Pete Marley informed us that submissions to him generally come from agents or via email from the occasional person who has found his email address somewhere. Novelty books generally arrive via post. With illustrators, he often asks them to come in with their scrapbooks. He likes to see them, because sometimes, there may be a character in there that has slipped away because they were thought not to be good enough. Once, for example, an illustration of a toddler in a ladybird costume in one such scrapbook captured his attention.
Egmont UK does take UNSOLICITED MANUSCRIPTS. Please send these to: firstname.lastname@example.org
Submissions to the above email address would usually go to a junior reader, and if that reader is excited, they will pass it on to an editor. It has to be said that this process is much slower than submissions that come via agents who not only will pass it on to the editor directly, but probably know which editor to pass it on to (like everyone else, the taste of editors differ from one to another).
You don’t need to submit your CV with your submission. Only relevant details matter, e.g. writing competitions, courses, etc. With unsolicited longer fiction, the submission guidelines are as follows: Three chapters and an outline. Or, if available, the whole manuscript.
Ideally, it would be great to be able to say: this novel is xxx meets xxx. Some of the memorable submissions that are to be published this year are:
- Au Revoir, Crazy European Chick: it is fast-paced, and a book Ali couldn’t stop talking about. It’s ‘Ferris Bueller’ meets ‘Kill Bill’. It tapped into a trend - the YA action thriller. There was something new about it, and there was film interest (screen rights now sold in auction to Paramount).
- The Shadowing: a series for 10+ kids that is really well thought through and spreads across 5 books. There is a gap in the market for kids’ horror books - with the one outstanding top author being Darren Shan.
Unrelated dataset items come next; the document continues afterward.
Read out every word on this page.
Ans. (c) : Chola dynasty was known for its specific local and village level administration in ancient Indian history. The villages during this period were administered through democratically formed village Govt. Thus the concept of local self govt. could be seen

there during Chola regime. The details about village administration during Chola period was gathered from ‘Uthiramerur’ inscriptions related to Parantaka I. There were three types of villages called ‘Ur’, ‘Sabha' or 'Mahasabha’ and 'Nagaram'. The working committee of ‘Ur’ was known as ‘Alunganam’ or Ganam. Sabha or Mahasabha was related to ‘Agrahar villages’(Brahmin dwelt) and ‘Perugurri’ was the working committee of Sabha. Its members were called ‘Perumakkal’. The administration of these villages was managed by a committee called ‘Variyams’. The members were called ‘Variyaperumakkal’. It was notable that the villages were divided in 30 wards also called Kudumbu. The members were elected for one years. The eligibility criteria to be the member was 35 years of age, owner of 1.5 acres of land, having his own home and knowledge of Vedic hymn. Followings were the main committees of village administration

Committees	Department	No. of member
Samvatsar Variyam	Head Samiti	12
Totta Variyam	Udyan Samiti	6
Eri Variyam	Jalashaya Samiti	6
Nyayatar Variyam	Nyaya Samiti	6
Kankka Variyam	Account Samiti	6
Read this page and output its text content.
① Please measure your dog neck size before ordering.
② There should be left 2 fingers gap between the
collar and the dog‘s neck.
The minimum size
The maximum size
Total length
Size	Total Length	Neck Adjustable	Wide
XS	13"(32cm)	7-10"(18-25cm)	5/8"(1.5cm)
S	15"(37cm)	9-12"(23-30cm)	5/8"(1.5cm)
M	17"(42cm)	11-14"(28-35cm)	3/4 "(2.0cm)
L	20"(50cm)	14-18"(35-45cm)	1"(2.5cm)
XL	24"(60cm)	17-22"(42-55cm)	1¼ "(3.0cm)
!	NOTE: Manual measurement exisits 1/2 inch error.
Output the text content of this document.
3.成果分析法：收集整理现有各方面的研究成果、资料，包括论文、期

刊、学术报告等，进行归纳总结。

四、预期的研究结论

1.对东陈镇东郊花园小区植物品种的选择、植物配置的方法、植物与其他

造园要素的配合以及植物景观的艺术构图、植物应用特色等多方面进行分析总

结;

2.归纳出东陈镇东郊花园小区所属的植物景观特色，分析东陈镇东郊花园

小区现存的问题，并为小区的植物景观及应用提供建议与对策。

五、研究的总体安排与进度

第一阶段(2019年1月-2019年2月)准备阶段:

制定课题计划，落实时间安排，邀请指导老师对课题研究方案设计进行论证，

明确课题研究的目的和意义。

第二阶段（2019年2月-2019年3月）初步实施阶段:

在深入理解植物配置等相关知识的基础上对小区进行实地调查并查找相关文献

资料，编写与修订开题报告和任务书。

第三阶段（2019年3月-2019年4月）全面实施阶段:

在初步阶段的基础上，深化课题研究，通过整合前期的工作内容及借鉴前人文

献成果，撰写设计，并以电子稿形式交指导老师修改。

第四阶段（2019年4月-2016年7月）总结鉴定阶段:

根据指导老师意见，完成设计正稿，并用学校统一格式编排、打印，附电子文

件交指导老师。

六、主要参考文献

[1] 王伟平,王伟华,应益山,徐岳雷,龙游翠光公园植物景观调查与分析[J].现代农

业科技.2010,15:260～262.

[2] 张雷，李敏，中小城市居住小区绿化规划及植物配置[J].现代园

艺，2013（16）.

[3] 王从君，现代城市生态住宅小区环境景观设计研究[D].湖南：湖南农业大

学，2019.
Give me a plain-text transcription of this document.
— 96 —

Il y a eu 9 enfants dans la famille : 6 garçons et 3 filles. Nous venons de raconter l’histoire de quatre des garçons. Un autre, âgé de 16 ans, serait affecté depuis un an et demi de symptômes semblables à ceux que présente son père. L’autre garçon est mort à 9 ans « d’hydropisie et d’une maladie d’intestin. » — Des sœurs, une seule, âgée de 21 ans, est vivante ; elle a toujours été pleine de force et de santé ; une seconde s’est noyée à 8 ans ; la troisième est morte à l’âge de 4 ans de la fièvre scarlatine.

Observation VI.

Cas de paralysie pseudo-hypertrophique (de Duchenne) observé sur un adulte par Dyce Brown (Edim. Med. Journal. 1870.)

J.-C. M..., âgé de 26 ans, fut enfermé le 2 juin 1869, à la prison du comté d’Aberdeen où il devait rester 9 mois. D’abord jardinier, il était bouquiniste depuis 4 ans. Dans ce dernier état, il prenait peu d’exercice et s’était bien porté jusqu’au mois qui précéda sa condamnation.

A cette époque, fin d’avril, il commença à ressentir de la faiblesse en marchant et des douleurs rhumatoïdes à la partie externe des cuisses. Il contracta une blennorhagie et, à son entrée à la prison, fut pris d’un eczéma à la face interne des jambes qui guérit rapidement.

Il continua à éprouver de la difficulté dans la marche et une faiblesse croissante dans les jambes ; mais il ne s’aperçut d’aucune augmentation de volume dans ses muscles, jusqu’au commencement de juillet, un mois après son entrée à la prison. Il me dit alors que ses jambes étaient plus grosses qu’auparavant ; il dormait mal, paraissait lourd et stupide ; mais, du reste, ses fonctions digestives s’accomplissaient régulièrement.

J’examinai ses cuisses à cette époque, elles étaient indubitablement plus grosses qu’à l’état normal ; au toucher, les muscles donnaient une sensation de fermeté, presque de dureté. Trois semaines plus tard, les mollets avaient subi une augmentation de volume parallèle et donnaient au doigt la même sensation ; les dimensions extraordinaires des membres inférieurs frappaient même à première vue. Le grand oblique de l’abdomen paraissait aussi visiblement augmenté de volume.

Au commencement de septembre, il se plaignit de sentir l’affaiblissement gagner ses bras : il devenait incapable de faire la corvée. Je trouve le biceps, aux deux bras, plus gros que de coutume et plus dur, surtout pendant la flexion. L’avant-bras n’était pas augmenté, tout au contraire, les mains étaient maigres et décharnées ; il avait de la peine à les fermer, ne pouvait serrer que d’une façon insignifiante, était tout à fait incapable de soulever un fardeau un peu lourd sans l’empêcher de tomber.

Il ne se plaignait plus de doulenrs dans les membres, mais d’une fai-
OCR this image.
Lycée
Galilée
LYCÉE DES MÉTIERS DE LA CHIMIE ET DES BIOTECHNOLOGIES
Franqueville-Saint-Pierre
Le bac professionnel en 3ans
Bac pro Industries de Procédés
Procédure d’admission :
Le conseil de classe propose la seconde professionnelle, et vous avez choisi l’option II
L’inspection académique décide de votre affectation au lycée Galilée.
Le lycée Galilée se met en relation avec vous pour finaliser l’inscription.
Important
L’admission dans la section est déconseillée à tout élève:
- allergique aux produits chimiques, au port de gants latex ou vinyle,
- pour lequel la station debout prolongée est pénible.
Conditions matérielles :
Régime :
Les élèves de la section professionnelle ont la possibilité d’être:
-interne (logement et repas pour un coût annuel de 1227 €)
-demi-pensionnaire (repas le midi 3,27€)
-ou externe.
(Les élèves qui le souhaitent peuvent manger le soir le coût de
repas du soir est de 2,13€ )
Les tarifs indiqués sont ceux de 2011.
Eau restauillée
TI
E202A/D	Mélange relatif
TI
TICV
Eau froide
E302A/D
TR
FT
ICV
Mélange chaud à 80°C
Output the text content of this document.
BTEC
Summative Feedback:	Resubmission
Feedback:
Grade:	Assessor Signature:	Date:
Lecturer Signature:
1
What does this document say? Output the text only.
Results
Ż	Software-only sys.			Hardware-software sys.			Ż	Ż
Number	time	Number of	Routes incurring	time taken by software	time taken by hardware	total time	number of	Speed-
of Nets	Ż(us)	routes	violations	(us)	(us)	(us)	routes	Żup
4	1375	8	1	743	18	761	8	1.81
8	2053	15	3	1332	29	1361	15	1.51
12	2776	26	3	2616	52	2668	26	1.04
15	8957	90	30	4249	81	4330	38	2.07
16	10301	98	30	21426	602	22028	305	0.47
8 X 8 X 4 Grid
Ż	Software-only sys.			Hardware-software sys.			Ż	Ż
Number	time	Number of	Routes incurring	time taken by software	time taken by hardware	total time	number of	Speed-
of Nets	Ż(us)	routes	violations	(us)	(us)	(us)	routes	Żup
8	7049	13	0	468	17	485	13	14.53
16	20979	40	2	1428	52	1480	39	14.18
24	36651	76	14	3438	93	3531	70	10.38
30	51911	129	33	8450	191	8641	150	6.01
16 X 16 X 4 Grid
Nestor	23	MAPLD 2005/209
- Dear Dylan: a coming of age story written in email format. The voice felt so real, it took Ali Dougal back to being 16. It also had a good PR story. The author, Siobhan Curham, self-published the novel after turning a two-book deal with a publisher down before, and went on to win the Young Minds Book Award. She also runs workshops with young people, so Egmont knew she would be good at public events.
Authors have to remember that although Egmont is an editorially-led publishing house, the editors still have to attend an acquisitions meeting where he or she will have to convince the sales, marketing and finance teams to buy the book. These departments would think about whether the book could become a bestseller or be a prize winner. An important thing to market your book well is a good hook. You need to find a one-line bullet point to describe your book (e.g. the ‘xxx meets xxx’ scenario).
Once the book goes through, they will start asking questions. When is the best time to publish? Who are the competitors? Peg against them or not? Prize-winning potential? Package/Branding? Advertising - bill boards or word of mouth?
The process is similar in picture books, though it will have a longer lead time. About 12-18 months prior to publishing, they usually take them to book fairs first.
What else could be said about being noticed... oh yeah... DON’T RELY ON GIMMICKS. They will eat the chocolate you send them, but it will have no impact on your submission.